Release time: 2020-05-13 15:23


A New Test Could Determine COVID-19 Severity


A common test could have uncommon importance for COVID-19 prognosis.


Can a simple and inexpensive blood test predict how severe COVID-19 will be, and could this test be used as an early screening tool?


A small Italian study published yesterday in the International Journal of Antimicrobial Agents by Dr. Arturo Ciccullo and colleagues suggests that a blood test measuring two different kinds of white blood cells could do just that.


Ciccullo studied the blood of 74 patients (51 males and 23 females) admitted to a hospital in Rome, Italy in March 2020. The team was especially interested in two kinds of white blood cells, both an important part of the immune system: neutrophil and lymphocyte cells.  
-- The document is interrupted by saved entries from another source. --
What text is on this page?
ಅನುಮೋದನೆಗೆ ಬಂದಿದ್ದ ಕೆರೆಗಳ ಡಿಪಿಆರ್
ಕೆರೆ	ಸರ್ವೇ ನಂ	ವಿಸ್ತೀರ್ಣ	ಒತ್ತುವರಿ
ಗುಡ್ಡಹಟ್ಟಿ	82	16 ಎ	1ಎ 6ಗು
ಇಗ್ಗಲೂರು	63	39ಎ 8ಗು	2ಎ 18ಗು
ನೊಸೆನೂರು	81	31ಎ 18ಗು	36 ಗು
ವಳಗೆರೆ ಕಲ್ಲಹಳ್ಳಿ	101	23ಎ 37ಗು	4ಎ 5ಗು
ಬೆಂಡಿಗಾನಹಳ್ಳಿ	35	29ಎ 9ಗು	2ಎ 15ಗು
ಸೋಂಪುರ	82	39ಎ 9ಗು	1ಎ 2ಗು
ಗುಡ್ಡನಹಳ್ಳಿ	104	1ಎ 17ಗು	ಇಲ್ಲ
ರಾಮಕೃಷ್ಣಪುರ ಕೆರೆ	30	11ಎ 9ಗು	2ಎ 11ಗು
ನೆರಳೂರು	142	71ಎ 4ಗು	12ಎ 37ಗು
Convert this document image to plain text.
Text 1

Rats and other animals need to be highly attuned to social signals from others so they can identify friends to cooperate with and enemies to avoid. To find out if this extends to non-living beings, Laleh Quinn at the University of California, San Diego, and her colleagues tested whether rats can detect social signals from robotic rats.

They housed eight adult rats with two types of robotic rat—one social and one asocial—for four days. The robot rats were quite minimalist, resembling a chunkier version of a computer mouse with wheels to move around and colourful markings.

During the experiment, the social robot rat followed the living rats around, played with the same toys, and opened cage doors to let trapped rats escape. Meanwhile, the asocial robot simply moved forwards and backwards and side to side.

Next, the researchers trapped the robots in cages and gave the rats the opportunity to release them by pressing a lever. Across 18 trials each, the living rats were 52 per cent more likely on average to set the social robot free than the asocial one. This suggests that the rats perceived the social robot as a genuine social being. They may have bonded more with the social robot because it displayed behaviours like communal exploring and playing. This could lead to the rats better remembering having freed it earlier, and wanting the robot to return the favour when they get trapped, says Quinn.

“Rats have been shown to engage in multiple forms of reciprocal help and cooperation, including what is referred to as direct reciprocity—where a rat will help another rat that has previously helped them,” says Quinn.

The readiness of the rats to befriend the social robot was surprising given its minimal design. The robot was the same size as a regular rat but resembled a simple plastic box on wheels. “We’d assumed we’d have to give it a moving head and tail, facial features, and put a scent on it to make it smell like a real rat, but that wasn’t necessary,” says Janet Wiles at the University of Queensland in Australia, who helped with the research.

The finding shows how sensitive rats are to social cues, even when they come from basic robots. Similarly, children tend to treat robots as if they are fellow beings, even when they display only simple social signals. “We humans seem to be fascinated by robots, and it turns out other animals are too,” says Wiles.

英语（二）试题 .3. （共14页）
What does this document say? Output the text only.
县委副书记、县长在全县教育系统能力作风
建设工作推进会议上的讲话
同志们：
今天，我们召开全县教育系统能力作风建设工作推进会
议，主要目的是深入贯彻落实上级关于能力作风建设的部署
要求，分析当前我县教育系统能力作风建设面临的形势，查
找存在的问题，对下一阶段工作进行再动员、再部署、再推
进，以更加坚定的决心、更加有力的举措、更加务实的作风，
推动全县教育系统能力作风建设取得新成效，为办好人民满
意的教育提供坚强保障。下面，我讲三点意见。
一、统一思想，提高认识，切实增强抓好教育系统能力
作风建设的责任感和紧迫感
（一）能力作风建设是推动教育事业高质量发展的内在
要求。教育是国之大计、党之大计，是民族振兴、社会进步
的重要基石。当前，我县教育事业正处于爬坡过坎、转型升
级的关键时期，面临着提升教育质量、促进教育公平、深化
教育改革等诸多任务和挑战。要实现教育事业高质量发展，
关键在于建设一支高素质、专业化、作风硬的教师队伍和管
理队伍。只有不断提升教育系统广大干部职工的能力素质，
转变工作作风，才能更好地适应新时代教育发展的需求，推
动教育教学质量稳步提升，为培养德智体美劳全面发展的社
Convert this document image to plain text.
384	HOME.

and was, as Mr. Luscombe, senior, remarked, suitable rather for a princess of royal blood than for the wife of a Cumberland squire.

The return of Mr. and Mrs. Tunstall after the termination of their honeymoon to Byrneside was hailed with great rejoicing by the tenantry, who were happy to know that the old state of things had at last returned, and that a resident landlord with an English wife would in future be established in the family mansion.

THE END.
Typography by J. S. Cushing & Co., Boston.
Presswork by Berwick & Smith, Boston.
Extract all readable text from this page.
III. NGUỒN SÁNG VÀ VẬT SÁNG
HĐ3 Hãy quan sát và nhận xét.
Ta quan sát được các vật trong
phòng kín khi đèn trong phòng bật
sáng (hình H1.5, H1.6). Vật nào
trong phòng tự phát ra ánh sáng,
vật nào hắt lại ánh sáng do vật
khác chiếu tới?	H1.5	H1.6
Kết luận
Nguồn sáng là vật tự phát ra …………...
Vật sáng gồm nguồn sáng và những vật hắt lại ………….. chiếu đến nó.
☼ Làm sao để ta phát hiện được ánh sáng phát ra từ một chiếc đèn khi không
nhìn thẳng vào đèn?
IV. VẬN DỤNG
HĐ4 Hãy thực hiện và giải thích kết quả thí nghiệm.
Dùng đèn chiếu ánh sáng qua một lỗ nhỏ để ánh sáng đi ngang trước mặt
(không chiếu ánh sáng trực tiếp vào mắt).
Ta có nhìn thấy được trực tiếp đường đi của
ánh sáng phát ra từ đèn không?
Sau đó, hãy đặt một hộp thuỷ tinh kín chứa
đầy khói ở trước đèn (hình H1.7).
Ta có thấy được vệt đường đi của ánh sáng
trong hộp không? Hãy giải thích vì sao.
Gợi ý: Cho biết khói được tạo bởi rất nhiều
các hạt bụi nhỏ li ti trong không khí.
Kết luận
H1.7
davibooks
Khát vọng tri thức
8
Ciccullo noticed that when the number of neutrophils was four times or more the number of lymphocytes (Neutrophils to Lymphocytes Ratio or NLR), the patients were more likely to have a severe form of COVID-19 and to have to be transferred to the ICU.


The medical team concluded that transfer to the ICU was predicted by a Neutrophils to Lymphocyte Ratio of over four, whereas clinical improvement was predicted by younger age and a Neutrophils to Lymphocyte Ratio below three.


Chuan Qin and colleagues from Wuhan, China had already alerted in their publication in Clinical Infectious Diseases (March 2020) that the novel coronavirus seemed to destroy lymphocytes (especially T-lymphocytes) needed to combat the virus effectively, so patients with a high Neutrophils to Lymphocytes Ratio had a worse prognosis (study done on 452 patients with COVID-19). 


Qin suggested that the Neutrophils to Lymphocytes Ratio be used as an early screening of critical illness. 


Why is this important?


If you or your loved one has to go to the emergency room for COVID-19 symptoms, you may want to ask what the Neutrophils to Lymphocytes Ratio is (The number of neutrophils and lymphocytes is a routine, simple and inexpensive blood test that is systematically done on almost everybody who comes into the ER). 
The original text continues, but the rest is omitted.